Hurricane Florence is at present reported having claimed the lives of four civilians throughout North Carolina, including an infant. The first casualties were reported after a large tree toppled into a family home in Wilmington at around 9.30 pm Friday morning, according to The Daily Mail. A family of three were crushed by the tree, with a mother and her infant child being fatally wounded. A third man was removed from the scene on a stretcher.

Despite desperate attempts from rescuers to haul the tree off the property, the National Guard had to be called before it could be shifted.

Later on Friday afternoon, according to, at 2.58 pm the storm claimed its third victim when a woman in Pender County suffered a heart attack. Due to the conditions, she was unable to be reached by emergency services in time.

A fourth victim lost their life at around 3:15 pm in Lenoir County while plugging in a generator, a press release from the governor's office confirmed.

Hurricane Florence showing no signs of slowing down

The eye of the storm first made contact with North Carolina's shores early on Friday morning after marking its path across the outer banks and southeastern coast of the state. According to forecasts, it is showing no signs of slowing down anytime soon.

In just a seven day period, it is anticipated that as much as 18 trillion gallons of rainwater will hit Virginia, Georgia, Tennessee, Kentucky, Maryland and both North and South Carolina.

Officials have warned civilians to stay on alert as the worst is yet to come.

Speaking to ABC news, Wilmington Police Chief Ralph Evangelous stated: "'I see a biblical proportion flood event that's going to occur.

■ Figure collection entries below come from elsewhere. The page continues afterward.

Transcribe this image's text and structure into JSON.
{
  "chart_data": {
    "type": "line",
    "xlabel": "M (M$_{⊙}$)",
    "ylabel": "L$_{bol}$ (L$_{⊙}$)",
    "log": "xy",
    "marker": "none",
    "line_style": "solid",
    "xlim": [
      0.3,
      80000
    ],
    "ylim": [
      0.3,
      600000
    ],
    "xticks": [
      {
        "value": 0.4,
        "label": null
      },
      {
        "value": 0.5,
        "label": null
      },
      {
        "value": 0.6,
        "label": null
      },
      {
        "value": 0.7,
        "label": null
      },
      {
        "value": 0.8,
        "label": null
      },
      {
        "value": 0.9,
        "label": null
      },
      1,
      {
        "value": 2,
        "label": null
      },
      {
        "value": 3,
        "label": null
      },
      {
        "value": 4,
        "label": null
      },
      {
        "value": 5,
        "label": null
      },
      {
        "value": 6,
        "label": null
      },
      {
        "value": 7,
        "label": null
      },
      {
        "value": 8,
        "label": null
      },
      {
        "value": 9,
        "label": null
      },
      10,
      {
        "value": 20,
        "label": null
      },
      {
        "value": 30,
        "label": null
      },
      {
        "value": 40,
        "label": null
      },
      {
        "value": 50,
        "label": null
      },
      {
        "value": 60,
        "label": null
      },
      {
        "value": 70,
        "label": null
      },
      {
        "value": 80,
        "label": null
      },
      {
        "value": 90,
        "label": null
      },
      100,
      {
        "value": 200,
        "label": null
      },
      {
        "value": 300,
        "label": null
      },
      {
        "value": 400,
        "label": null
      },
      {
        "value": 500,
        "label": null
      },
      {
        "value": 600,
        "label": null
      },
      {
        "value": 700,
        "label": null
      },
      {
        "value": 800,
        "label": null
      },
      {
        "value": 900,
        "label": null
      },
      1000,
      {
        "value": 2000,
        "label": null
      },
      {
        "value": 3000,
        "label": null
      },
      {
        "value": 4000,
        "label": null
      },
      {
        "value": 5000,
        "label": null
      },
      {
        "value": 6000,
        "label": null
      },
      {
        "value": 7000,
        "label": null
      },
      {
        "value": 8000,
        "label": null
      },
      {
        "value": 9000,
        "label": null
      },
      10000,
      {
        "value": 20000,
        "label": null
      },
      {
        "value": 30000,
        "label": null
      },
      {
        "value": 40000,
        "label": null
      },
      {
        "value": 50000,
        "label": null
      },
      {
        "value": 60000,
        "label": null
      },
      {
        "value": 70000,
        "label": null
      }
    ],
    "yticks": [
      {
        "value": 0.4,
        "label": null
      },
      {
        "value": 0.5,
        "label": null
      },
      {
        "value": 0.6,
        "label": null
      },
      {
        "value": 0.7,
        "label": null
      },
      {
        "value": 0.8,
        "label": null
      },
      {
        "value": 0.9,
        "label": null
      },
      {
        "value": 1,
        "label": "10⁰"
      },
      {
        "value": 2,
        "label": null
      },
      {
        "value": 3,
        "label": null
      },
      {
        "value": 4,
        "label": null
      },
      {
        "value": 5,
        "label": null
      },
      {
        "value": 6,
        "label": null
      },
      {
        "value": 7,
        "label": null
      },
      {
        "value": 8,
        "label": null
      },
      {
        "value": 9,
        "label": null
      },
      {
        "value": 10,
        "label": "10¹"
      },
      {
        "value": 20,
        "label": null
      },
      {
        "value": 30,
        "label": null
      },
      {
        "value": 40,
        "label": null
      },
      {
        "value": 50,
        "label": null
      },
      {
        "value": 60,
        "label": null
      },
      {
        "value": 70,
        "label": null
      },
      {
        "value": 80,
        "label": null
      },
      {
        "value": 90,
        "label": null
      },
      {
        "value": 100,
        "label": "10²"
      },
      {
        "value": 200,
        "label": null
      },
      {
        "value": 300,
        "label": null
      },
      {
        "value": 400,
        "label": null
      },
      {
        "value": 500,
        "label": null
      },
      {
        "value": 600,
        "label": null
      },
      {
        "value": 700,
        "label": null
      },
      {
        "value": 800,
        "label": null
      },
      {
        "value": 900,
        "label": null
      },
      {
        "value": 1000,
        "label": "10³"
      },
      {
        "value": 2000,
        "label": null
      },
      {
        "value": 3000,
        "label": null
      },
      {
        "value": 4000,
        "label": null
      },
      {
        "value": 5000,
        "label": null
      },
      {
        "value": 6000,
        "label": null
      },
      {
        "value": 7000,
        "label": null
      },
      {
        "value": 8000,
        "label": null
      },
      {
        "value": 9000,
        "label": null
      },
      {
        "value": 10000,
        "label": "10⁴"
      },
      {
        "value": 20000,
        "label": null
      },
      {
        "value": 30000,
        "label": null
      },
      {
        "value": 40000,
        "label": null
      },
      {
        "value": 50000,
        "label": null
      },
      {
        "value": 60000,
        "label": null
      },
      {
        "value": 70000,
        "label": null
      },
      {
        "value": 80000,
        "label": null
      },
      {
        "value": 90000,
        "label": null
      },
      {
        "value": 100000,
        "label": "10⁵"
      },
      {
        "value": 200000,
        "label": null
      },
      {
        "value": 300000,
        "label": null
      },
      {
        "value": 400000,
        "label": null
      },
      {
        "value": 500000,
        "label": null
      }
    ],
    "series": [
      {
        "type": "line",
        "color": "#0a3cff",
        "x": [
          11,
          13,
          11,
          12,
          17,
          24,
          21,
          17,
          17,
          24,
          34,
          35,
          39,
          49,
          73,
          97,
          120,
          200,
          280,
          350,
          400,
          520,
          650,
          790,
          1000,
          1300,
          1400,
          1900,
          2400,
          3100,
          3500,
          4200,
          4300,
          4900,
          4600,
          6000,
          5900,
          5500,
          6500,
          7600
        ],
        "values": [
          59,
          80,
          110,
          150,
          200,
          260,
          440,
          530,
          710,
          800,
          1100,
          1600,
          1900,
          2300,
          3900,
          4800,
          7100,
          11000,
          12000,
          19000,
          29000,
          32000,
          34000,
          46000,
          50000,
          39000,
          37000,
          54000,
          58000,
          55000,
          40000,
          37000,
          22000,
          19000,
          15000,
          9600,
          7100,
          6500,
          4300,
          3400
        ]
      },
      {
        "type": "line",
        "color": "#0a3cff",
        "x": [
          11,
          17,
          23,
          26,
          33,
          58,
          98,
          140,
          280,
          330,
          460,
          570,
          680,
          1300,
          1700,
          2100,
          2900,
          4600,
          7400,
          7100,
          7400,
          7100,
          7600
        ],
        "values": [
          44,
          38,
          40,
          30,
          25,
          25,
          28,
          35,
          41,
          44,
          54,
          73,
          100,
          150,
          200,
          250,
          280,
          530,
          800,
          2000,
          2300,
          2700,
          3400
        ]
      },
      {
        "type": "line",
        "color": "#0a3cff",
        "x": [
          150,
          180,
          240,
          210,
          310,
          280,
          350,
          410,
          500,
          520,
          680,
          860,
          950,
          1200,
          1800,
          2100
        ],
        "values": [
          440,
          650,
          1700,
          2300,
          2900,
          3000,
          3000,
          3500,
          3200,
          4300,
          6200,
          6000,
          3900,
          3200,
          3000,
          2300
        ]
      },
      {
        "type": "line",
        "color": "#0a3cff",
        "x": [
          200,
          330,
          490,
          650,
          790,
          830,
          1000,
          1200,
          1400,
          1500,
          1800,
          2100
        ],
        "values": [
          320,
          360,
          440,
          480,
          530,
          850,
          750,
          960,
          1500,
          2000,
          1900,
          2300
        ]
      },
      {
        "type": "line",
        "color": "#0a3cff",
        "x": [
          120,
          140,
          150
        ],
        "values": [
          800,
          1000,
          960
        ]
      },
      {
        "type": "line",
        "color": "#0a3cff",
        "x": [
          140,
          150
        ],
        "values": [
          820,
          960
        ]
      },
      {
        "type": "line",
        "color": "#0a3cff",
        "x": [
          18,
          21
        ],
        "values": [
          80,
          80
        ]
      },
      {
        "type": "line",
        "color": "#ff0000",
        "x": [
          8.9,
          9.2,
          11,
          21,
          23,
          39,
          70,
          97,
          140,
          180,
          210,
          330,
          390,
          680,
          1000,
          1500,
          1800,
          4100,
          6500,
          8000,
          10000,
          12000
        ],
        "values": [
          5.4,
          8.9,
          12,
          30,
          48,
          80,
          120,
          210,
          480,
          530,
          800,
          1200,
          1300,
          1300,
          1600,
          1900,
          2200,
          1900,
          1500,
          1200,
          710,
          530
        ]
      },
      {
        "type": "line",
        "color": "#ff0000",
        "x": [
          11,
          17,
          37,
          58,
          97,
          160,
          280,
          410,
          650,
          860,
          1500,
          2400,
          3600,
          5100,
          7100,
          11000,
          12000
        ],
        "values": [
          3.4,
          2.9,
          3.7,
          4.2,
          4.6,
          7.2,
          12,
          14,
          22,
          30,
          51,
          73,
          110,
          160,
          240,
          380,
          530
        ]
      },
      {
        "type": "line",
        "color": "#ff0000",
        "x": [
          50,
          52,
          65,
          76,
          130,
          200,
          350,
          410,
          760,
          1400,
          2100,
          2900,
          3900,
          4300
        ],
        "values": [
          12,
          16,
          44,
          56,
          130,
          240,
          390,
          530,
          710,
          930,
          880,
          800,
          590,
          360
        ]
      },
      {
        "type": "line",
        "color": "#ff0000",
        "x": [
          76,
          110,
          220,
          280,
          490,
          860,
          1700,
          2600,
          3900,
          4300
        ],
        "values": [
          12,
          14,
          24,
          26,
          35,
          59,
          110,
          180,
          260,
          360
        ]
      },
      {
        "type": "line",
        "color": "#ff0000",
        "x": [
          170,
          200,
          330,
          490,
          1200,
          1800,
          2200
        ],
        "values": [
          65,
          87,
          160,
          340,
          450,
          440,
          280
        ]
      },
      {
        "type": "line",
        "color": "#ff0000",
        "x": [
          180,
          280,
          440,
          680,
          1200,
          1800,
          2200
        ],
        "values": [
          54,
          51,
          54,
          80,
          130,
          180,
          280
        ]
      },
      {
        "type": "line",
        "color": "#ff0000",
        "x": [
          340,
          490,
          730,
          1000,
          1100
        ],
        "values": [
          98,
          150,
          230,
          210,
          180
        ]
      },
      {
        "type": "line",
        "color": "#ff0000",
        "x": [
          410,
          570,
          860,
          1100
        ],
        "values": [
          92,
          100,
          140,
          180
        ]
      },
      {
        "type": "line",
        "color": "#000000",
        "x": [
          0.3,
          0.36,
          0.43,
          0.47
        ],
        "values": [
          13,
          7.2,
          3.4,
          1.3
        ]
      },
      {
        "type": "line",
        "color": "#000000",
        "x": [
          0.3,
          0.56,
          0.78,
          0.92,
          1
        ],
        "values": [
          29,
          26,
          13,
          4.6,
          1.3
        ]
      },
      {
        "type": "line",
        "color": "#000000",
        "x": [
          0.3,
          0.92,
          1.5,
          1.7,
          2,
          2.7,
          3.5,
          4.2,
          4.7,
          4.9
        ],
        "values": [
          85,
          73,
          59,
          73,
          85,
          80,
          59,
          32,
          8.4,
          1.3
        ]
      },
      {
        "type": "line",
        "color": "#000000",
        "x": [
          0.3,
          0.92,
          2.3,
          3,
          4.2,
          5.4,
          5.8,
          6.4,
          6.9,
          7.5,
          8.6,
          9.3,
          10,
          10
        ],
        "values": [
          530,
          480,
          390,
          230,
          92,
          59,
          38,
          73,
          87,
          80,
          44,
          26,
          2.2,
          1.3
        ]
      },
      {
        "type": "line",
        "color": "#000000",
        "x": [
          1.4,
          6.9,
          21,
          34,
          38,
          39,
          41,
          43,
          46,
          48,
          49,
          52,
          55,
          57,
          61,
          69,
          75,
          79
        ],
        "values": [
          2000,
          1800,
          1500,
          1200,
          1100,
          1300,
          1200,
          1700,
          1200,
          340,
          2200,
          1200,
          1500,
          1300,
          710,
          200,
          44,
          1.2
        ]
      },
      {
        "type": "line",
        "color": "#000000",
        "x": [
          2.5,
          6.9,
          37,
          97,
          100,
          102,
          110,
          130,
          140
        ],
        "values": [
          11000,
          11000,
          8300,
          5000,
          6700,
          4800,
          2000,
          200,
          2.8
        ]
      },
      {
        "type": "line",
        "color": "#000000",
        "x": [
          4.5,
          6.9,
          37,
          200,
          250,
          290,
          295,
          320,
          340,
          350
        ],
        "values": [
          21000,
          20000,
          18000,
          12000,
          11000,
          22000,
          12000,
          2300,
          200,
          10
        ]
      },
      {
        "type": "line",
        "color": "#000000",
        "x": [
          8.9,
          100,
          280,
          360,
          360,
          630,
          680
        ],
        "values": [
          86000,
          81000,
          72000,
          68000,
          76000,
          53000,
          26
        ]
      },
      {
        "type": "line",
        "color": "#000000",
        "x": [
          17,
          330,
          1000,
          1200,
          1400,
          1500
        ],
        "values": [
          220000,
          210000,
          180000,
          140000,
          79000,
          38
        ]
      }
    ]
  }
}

I see the beach communities being inundated with water and destruction that will be pretty, pretty epic in nature."

Hurricane Florence leaves 620,000 homes and businesses without power

The latest figures released reveal how at present as many as 620,000 homes and businesses have been left without any electricity.

Around 26,000 evacuees have sought refuge in storm shelters to wait out Florence's devastating destruction. Many of those who ignore evacuation warnings have been left trapped and are currently waiting for rescuers to free them.

Officials have revealed how around midmorning on Friday, in the North Carolina city of New Bern alone, around 200 people had to be rescued from rising waters, as an average 150 more had to wait as conditions worsened and a storm surge reached 10 feet.

The New Bern city spokesperson Colleen Roberts revealed how volunteers are using private boats to pitch in and help, those who have been left stranded.

Speaking to Good Morning America, New Bern Mayor Dana Outlaw stated that Florence "is twice the size of Hurricane Hugo,” which tore through the Carolinas in 1989.

He went on to say that the residents of New Bern "need America's prayers".